Al Banna looks at the principals of dimension, form and space only to subvert them. Nowhere is this irreverence more visible than in his black and white collages. In Intersection (2020), a series of abstract works on paper which he rips and re-arranges at random permutations, Al Banna probes the possibilities of color constraints and the conflict in stratified geometric shapes. While lack of color acts as material in Intersection, it’s his series of Intersection colour (2020) that allows rigor to compete with randomness. With the precision of celestial bodies orbiting in space, he cuts paper into geometric figurations and layers them into galactic swirling masses, resulting in a relentless optical illusion. In a work that has never been shown publicly, Imprints (2011), overlays paper with colored ink only to relinquish the role of fabricator in the second half of the process when Al Banna tops his composition with a second sheet of paper that he brushes over with varying degrees of pressure to let material reveal itself in a taste for the accident.

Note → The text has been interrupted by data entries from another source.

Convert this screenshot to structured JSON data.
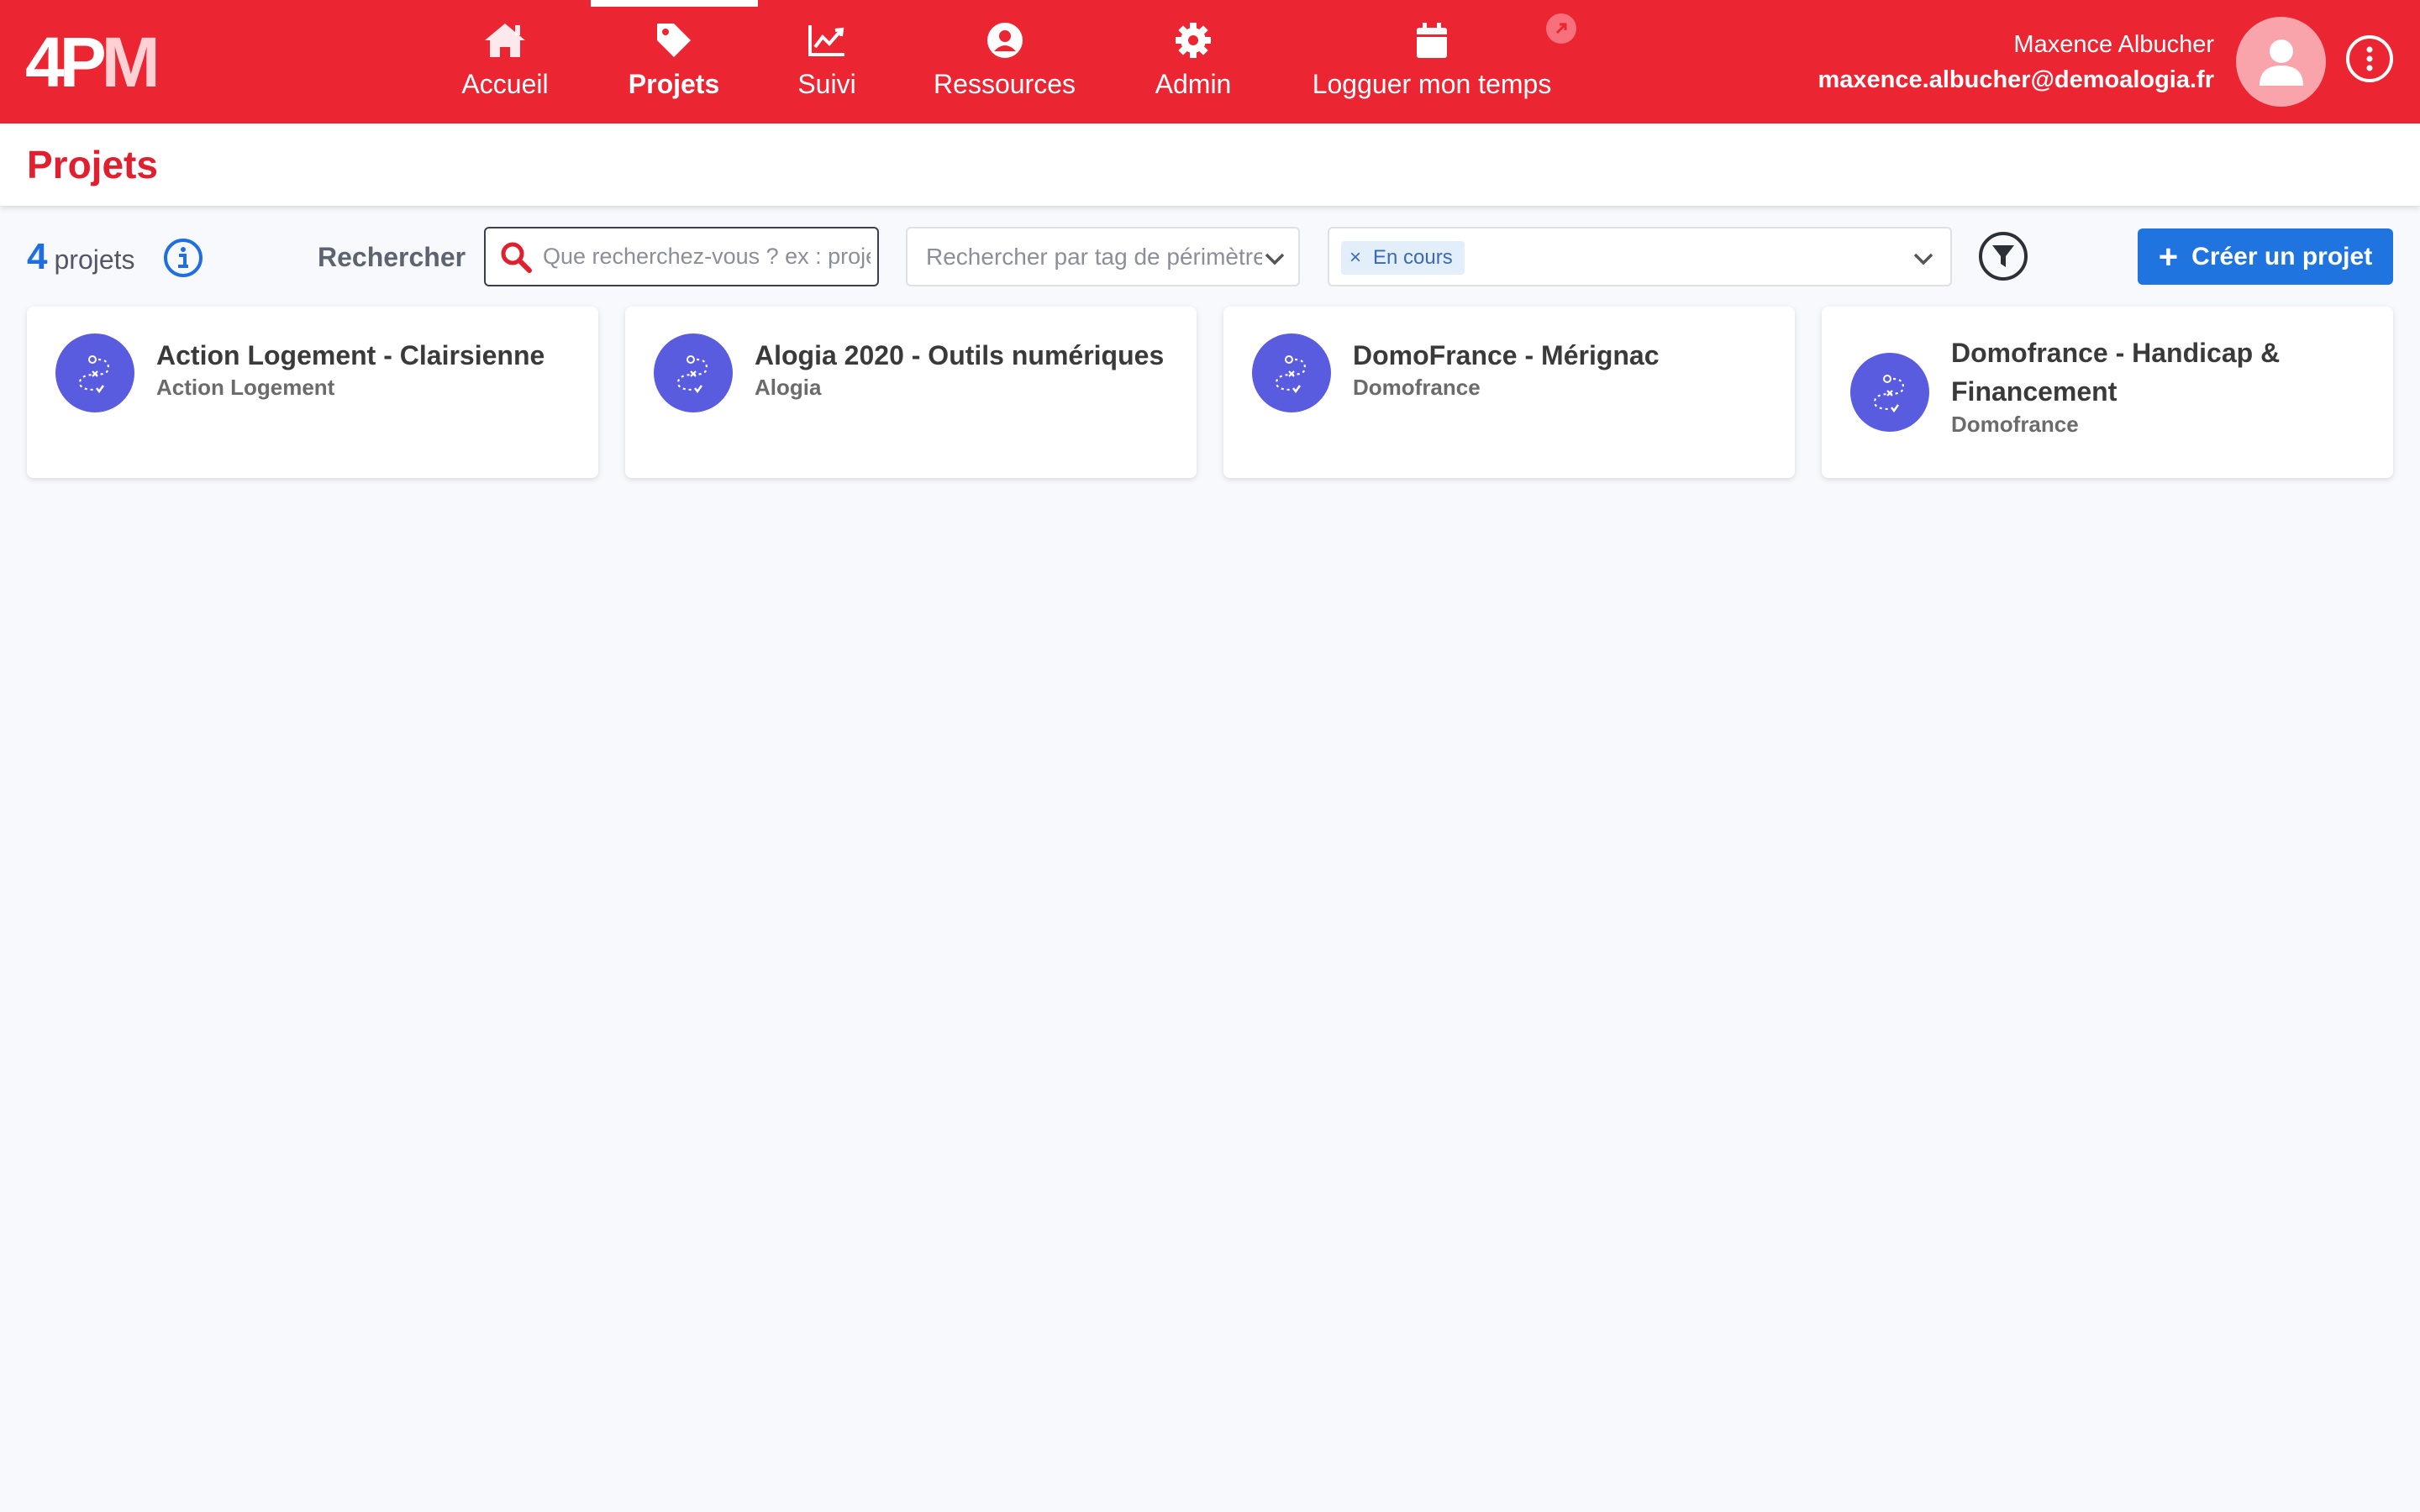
{
  "header": {
    "logo_text_a": "4P",
    "logo_text_b": "M",
    "nav": [
      {
        "label": "Accueil",
        "icon": "home-icon"
      },
      {
        "label": "Projets",
        "icon": "tag-icon",
        "active": true
      },
      {
        "label": "Suivi",
        "icon": "chart-line-icon"
      },
      {
        "label": "Ressources",
        "icon": "user-circle-icon"
      },
      {
        "label": "Admin",
        "icon": "gear-icon"
      },
      {
        "label": "Logguer mon temps",
        "icon": "calendar-icon"
      }
    ],
    "user": {
      "name": "Maxence Albucher",
      "email": "maxence.albucher@demoalogia.fr"
    }
  },
  "page": {
    "title": "Projets"
  },
  "toolbar": {
    "count_number": "4",
    "count_label": "projets",
    "search_label": "Rechercher",
    "search_placeholder": "Que recherchez-vous ? ex : projet",
    "tag_placeholder": "Rechercher par tag de périmètre",
    "status_chip": "En cours",
    "create_label": "Créer un projet"
  },
  "projects": [
    {
      "name": "Action Logement - Clairsienne",
      "client": "Action Logement"
    },
    {
      "name": "Alogia 2020 - Outils numériques",
      "client": "Alogia"
    },
    {
      "name": "DomoFrance - Mérignac",
      "client": "Domofrance"
    },
    {
      "name": "Domofrance - Handicap & Financement",
      "client": "Domofrance"
    }
  ],
  "colors": {
    "brand_red": "#ec2533",
    "primary_blue": "#1f74e0",
    "project_icon": "#5a5ce0"
  }
}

Constituting another site of innovation, Evolution (2017) is a series of mixed media and collage on paper that sees his use of fabric in a nostalgic mosaic of material. Like a lasso that ropes him back to his childhood at old souks, fabric is a charged material. He superimposes the sentimentality of time onto layers of fabrics, crystals, beads and mirrors in a biome of materiality. Likewise, in spheres of interlocking narratives, Gargour (2020-21) sees fabrics as neutralizers of opposing forces. This cluster of sculptural experimentations has steel rods wrapped in multi-hued fabrics redolent of traditional fishing nets in the UAE. The meticulous gestures of bending, morphing, tying, weaving and knotting look at what slips through the magma vis-à-vis what remains unabsorbed.
Al Banna’s compositions are layered, both in subject matter and material – he blurs the lines and softens the edges of competing forces. He builds otherworldly scenarios bursting with an energetic force that reconciles contradiction and births new meaning.